The design-build contract had required the owner to obtain an “all risk” builder’s risk insurance policy. Apparently there were few if any other specifications regarding the builder’s risk insurance. The contract did require a waiver of subrogation rights for insured perils; the waiver extended to subcontractors.

The owner did not purchase a builder’s risk policy, but did obtain property insurance that covered fire as an insured peril, and that allowed for waiver of subrogation rights. The owner negotiated a settlement with the property insurer, covering the property damage and some of the business losses. The insurance company’s attorneys concluded that the waiver of subrogation precluded the insurance company from pursuing a subrogation claim against the HVAC subcontractor. The owner, however, sought to recover the remainder of its business losses from the HVAC subcontractor.

In the lawsuit that followed, the HVAC subcontractor filed a motion for summary judgment, pointing out that the waiver of rights by its terms applied not only to the subrogation claims by the insurance company, but also to direct claims by the parties (including the owner and subcontractors) against each other. The trial court granted the motion and the owner appealed.

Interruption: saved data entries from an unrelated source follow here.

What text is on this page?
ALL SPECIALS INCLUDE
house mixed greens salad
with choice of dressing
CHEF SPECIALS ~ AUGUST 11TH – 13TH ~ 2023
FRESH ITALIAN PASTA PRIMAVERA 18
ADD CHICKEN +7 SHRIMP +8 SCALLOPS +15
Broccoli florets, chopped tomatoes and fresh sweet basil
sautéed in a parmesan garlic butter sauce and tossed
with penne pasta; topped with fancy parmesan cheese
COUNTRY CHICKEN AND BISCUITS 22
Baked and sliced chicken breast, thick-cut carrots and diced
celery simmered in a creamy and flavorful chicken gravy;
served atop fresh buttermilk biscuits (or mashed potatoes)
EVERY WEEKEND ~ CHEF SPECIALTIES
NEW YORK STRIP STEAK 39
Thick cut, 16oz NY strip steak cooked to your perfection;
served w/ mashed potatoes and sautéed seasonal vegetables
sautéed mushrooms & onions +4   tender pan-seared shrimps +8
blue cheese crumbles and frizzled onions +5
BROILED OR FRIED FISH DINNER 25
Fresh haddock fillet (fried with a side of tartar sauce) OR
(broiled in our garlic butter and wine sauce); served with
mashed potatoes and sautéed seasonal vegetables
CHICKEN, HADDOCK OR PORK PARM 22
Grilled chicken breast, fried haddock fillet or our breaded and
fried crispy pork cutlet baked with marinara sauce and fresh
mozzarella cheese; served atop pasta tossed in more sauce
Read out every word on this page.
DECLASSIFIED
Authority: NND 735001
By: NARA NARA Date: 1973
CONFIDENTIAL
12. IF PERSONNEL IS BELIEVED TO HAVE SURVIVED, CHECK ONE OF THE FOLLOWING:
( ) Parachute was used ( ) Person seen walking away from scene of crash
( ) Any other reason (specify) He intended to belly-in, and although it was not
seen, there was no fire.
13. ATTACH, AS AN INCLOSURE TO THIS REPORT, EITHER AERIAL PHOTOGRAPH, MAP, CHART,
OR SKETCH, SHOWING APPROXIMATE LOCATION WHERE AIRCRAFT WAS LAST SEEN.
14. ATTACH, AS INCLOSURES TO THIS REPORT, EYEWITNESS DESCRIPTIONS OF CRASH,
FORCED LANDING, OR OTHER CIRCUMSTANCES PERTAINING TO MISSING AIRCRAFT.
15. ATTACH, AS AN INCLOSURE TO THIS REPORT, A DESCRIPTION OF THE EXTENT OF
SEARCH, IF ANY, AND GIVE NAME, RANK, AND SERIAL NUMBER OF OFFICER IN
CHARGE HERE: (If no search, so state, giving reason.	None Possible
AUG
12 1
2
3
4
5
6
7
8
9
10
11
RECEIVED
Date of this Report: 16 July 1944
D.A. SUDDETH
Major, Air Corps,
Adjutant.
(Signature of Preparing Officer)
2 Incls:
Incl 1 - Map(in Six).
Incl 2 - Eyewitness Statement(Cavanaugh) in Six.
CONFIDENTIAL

Decision: The appellate court upheld the summary judgment decision in favor of the HVAC subcontractor. The waiver clause referred to losses due to insured perils. Fire was an insured peril. The owner contended that the logical intent of the insurance requirement was insurance of property damage only, not business losses, thus leaving owner free to directly pursue recovery of those losses. The court instead held that the silence of the contract regarding losses would imply that all losses would be covered, not just property damage losses:

Nothing in the language of the waiver indicates that the parties intended an exception for loss of business income. We will not add terms to a contract to change the plain meaning, as expressed by the parties.

Comment: The EJCDC contract documents (both for construction and design-build) include detailed requirements for the builder’s risk insurance. Among the relevant clauses if the EJCDC contract documents had applied in this case are the ensuing loss clause, the loss of revenue/soft cost clause, and the waiver/waiver of subrogation clause.

The case does not indicate whether there was a dispute about whether the insurance purchased for construction applied, given that the fire occurred after substantial completion. Termination dates for builder’s risk policies vary, and in fact the owner had not purchased a builder’s risk policy. In any event, waiver and waiver of subrogation principles apply to owner’s permanent policies of insurance as well as to the builder’s risk.